Q: Are some of the guys here more just to be a body, or does everyone have a shot at sticking around?
A: I don’t know. I look at it as an opportunity. If I looked at it as if you didn’t have an opportunity and there wasn’t a chance for you to stick here now or maybe down the road come back here. I have a lot of respect for anyone that steps on the field, so I probably have a different background in the way I look at it. I respect every person that comes on the field because I think I have a respect for how difficult it is to get on that field and just to compete. So no, we don’t bring people in here and maybe that is why we have the rookie camps that we have. Everyone has a shot, even the guys that have tryouts. They might not stick now, but down the road we have some injuries we want to know what we have so we can bring them back. It’s like our quarterback situation, we brought (Kenny Guiton) in, is he going to stick? I don’t know, but we want to work with him and we want to see him. God forbid something happens to one of our quarterbacks, we are able to bring him back in here and he’s an option for us.

Q: You have three guys from UB in this week. Can you speak on the relationship you have between the Bills and UB?

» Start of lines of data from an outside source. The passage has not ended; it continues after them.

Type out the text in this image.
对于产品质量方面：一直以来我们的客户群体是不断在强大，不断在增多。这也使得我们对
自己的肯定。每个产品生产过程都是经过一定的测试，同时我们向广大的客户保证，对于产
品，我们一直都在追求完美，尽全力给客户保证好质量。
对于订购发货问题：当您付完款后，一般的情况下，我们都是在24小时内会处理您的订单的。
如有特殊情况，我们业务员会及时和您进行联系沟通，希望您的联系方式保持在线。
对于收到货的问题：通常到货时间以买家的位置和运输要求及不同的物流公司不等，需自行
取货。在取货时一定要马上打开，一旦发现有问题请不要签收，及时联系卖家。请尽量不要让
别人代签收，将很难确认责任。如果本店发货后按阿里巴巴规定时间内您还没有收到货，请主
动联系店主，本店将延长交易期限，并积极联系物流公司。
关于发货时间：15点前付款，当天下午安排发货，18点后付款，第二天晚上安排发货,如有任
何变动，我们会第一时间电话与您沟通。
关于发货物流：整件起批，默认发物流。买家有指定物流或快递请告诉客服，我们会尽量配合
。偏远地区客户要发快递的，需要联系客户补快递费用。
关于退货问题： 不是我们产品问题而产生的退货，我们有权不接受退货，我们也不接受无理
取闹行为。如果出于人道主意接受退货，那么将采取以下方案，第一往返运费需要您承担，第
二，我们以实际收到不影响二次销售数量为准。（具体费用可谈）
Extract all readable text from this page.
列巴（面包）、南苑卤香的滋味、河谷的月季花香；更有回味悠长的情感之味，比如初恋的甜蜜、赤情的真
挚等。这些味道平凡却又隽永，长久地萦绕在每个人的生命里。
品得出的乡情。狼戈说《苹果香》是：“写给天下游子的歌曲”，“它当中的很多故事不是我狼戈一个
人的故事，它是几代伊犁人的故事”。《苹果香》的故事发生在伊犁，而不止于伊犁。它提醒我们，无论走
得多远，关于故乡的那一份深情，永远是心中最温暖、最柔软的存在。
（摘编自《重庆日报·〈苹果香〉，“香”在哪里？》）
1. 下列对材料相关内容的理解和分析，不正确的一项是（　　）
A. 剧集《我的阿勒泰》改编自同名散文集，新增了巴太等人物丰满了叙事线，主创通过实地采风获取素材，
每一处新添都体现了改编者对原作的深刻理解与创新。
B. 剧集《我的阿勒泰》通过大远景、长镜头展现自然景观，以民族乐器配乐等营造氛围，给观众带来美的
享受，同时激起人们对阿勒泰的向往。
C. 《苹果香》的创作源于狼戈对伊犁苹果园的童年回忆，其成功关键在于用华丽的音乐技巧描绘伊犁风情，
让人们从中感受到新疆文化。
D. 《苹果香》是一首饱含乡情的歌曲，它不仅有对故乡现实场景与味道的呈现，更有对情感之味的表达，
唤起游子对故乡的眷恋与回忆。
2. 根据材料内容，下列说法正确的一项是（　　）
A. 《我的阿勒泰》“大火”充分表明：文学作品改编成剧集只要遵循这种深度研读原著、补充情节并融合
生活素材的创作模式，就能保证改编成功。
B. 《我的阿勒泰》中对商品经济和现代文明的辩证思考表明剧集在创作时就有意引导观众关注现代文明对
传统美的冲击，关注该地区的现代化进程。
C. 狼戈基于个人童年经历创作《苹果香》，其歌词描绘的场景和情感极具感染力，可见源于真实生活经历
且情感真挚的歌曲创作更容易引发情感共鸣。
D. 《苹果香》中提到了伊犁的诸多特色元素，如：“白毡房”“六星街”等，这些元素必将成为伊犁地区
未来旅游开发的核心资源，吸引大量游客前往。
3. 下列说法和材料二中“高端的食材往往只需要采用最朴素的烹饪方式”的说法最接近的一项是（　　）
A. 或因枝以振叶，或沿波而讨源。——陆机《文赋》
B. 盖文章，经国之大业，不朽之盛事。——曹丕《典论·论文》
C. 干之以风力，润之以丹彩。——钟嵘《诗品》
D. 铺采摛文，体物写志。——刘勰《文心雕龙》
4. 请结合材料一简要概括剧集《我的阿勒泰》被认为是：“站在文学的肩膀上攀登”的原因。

A: Absolutely. I think Coach Quinn, who I have gotten to know a little bit more now obviously since we’re closer, I have a great deal of respect for him and his program. So, spending time with him and watching those kids and the way they compete and the way they play. I feel very comfortable about bringing those type of players in here. I think that’s a credit to Coach Quinn and the program that he runs. Those kids have come in here and they’ve represented the University at Buffalo well and they belong here. Whether they’re good enough to make the team, that’s what we’re going to see. I think a lot of that is the way that Coach Quinn has run his program.